Tips to prepare for new superannuation changes

Whether running a small business or a multi-national corporation, if you are conducting business in Australia it is compulsory to make superannuation contributions on behalf of your employees.

However, as of July 1, 2013 there will be changes imposed that affect how you make your super contributions.

Starting in July contributions will increase from 9.0% up to 9.25% and the upper age limit, which previously meant contributions didn't have to be made for employees aged 70 and over, has since been lifted to encourage mature workers to stay in the workforce.

So what does all this mean for you? It's important you prepare for the change and ensure you have working procedure in place to smoothly transition with the super reform. Business Victoria recently looked at some tips to help ensure you are adequately prepared when July rolls around which we have summarised below.

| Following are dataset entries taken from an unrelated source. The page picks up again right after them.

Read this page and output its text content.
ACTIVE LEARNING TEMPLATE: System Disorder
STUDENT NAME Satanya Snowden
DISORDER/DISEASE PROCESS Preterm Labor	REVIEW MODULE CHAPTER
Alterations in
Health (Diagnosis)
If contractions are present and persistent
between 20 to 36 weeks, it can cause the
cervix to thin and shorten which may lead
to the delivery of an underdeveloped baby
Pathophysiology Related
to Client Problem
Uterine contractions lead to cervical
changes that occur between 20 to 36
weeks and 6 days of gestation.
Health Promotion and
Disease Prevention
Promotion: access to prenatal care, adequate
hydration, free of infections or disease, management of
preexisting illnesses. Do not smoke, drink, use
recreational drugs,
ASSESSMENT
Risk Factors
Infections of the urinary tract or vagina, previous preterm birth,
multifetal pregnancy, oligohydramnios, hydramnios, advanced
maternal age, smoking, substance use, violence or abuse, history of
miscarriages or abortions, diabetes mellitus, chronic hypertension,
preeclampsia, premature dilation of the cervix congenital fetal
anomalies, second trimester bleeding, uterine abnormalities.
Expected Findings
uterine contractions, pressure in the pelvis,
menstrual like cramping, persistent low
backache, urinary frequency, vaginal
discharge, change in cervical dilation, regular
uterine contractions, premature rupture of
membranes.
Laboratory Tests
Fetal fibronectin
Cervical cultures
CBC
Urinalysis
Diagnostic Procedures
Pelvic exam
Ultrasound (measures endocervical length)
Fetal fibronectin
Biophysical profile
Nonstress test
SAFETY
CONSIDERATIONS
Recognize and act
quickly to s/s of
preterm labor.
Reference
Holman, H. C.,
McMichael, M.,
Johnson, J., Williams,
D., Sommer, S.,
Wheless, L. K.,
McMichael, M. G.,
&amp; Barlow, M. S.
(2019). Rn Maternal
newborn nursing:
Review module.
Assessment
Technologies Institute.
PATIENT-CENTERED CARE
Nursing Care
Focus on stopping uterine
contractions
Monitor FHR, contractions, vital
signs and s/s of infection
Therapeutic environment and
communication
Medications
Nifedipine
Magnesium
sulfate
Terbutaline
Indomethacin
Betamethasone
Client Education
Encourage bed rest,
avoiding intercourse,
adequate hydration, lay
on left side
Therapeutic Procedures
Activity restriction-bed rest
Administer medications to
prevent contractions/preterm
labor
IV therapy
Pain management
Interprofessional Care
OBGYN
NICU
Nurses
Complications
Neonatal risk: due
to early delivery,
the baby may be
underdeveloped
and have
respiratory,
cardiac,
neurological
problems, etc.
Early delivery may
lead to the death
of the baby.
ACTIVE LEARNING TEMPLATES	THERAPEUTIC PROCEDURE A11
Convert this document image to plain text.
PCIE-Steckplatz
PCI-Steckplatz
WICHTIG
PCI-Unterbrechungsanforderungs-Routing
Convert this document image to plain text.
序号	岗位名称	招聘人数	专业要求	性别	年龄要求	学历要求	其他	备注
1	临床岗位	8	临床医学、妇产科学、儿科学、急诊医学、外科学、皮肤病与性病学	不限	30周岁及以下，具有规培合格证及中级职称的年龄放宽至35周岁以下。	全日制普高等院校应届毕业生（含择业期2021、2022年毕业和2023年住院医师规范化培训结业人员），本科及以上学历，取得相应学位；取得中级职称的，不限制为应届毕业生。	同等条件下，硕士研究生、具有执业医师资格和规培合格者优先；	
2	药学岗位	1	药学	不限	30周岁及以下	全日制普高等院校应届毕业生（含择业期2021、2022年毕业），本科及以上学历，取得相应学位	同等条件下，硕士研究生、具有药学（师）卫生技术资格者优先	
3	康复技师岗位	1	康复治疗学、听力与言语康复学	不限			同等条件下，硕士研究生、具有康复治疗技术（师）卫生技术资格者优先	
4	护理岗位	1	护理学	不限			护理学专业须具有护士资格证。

  • Check your records and ensure that all superannuation payments made on behalf of employees have been updated to the end of June 2013. This ensures that when July rolls around you will start the financial year ready for all the reforms taking place.
  • Ensure that you are now making contributions for all employees. If your company employs anyone over the age of 70 or under the age of 18 check to see if they will now be eligible for super payments.
  • Make contact with the superannuation funds you make contributions to and confirm that as of January 1, 2014, they will be providing MySuper accounts. MySuper is the new model of super that will replace all existing default super products with the aim to make comparing funds easier for members and employers.
  • Update all your employee records to make sure you are making the correct contributions on their behalf. If you are struggling to determine how much the new payments will be, log on to the ATO superannuation contributions calculator for help. It's also a good idea to check the ATO website to see if your pay slips comply with ATO regulations.
  • Determine how the increase in payments will affect your business. The best way to do this is by preparing a profit and loss statement that will budget the new superannuation payments to determine the impact. Another good measure is to prepare a cash flow forecast that will incorporate the new amount you will owe from superannuation and how often you make contributions. This will help you determine how the new laws will affect the cash you have available.
  • Consult your default fund, accountant or payroll manager to see what's required to comply with the new electronic reporting standards that are being introduced. This is part of the new data standards being introduced by the government that aim to improve the efficiency of the superannuation system by improving the timeliness of processing rollovers and contributions, and reducing the number of lost accounts and unclaimed money.

Remember, the best thing to do is prepare for these changes as soon as possible. The sooner you incorporate them, the better positioned you will be to hit the ground running at the beginning of the financial year.